Hal yang sama pula terjadi dengan cerita tentang doa Yoshua yang memberhentikan matahari dalam Yoshua 10: 12-13. Karena ayat-ayat ini, maka Galileo Galilei dihukum gereja karena ajarannya yang sejalan dengan Copernicus yang mengatakan bahwa bukan matahari yang berputar mengelilingi bumi, tetapi sebaliknya yang benar, oleh gereja berdasarkan ayat-ayat ini dinyatakan salah. Ternyata di kemudian hari berdasarkan perkembangan ilmu pengetahuan dan teknologi, ajaran Galileo dan Copernicus itulah yang benar, dan gereja menyadari kesalahannya. Yang terjadi dalam peristiwa ini pada abad 16-17 itu adalah adanya dua pandangan tentang dunia (kosmologi) yang berbeda, yaitu kosmologi Alkitab dan kosmologi ilmu pengetahuan modern. Dari peristiwa ini sudah menjadi jelas bahwa kosmologi Alkitab sudah tidak memadai lagi bagi manusia modern dan manusia abad 21 yang kosmologinya sudah berkembang sangat jauh, meninggalkan kosmologi Alkitab.

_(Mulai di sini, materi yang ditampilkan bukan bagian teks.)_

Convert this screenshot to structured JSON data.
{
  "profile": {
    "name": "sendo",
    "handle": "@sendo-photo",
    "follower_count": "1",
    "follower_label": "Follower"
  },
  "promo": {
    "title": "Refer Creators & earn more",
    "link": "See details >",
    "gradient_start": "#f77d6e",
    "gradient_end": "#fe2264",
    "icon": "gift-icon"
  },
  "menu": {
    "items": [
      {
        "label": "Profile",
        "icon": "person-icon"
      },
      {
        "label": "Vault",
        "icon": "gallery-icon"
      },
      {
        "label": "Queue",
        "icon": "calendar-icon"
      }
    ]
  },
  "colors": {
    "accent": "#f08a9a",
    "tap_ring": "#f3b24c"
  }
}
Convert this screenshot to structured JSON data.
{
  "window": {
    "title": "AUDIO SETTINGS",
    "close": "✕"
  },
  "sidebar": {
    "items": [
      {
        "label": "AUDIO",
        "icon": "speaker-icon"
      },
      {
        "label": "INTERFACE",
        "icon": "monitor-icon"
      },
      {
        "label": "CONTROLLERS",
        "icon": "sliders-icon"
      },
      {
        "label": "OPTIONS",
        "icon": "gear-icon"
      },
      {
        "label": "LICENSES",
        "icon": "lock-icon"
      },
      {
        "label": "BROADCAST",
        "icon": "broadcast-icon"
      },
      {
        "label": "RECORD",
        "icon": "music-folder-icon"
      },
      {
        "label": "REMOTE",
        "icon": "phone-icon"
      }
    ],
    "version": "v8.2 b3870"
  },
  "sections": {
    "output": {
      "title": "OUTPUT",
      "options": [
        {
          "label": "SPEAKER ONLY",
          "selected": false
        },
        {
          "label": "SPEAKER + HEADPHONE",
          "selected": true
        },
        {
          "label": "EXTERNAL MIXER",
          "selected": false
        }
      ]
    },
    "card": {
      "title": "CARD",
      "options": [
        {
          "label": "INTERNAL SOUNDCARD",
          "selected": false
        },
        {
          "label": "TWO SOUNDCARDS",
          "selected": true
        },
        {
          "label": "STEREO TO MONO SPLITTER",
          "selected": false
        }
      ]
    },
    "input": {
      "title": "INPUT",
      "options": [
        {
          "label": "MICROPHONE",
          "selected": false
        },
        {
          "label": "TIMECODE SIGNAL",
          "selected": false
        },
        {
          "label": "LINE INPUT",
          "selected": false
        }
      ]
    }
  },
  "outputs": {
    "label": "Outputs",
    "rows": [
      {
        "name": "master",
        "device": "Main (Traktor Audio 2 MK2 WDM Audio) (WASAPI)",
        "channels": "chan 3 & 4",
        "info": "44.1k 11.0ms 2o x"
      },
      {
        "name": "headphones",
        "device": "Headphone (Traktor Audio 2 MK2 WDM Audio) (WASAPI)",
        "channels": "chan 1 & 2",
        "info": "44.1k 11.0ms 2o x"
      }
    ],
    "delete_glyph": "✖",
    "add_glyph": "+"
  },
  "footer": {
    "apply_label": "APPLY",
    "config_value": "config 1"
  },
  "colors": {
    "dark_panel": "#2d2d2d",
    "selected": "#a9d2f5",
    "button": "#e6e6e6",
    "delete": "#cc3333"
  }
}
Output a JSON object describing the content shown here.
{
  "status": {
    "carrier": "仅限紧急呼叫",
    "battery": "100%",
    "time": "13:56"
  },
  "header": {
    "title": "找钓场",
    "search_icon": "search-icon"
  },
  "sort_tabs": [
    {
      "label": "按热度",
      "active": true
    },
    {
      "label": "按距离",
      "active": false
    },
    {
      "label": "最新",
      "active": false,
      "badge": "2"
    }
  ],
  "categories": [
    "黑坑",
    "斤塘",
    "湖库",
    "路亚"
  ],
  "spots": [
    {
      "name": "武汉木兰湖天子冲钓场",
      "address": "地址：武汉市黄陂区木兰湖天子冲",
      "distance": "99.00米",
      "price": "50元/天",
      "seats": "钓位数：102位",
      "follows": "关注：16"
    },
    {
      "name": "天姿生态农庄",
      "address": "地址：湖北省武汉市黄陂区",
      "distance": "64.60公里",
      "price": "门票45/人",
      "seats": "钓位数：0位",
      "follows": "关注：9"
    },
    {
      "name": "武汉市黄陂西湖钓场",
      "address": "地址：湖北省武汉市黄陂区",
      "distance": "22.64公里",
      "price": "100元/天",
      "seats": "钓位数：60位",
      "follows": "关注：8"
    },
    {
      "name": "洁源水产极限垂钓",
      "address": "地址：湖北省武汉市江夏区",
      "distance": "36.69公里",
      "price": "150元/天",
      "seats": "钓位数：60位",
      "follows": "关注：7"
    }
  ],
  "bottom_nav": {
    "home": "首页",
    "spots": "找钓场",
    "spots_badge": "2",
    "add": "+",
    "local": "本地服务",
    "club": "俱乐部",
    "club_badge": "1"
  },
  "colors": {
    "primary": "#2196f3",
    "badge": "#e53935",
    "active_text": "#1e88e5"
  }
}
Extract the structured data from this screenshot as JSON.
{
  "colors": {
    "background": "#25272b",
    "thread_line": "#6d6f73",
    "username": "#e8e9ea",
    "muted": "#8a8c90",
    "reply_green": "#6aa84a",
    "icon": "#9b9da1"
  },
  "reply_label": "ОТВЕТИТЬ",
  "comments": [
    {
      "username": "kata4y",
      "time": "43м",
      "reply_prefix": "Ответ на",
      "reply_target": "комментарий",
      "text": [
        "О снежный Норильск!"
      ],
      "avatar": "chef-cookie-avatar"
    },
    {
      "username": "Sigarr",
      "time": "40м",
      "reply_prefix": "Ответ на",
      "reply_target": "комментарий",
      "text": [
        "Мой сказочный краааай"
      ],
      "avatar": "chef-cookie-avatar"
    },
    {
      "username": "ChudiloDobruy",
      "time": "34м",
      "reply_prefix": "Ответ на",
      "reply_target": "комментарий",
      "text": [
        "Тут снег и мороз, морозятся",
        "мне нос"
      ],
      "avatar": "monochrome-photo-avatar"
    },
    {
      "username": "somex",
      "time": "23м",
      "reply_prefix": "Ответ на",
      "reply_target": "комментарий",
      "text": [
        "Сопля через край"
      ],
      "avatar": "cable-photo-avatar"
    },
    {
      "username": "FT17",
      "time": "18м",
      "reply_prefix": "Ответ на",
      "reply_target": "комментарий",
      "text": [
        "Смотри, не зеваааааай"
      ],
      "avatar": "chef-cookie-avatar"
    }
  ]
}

Bukan saja, kosmologi yang berbeda, akan tetapi peradaban juga berbeda. Misalnya dalam kitab Imamat 11: 7 yang di dalamnya disebutkan bahwa babi hutan adalah binatang yang haram, karenanya tak boleh dimakan (cf Ulangan 14:8). Babi juga dalam Perjanjian Lama (PL) dikategorikan sebagai binatang jijik dan karenanya haram seperti yang ada dalam Yesaya 65:4 dan 66; 17. Bagi kebanyakan orang Kristen di Maluku ini, adakah babi hutan atau babi itu binatang haram? Termasuk dalam larangan itu adalah kelinci. Nyatanya larangan itu telah tidak berlaku lagi.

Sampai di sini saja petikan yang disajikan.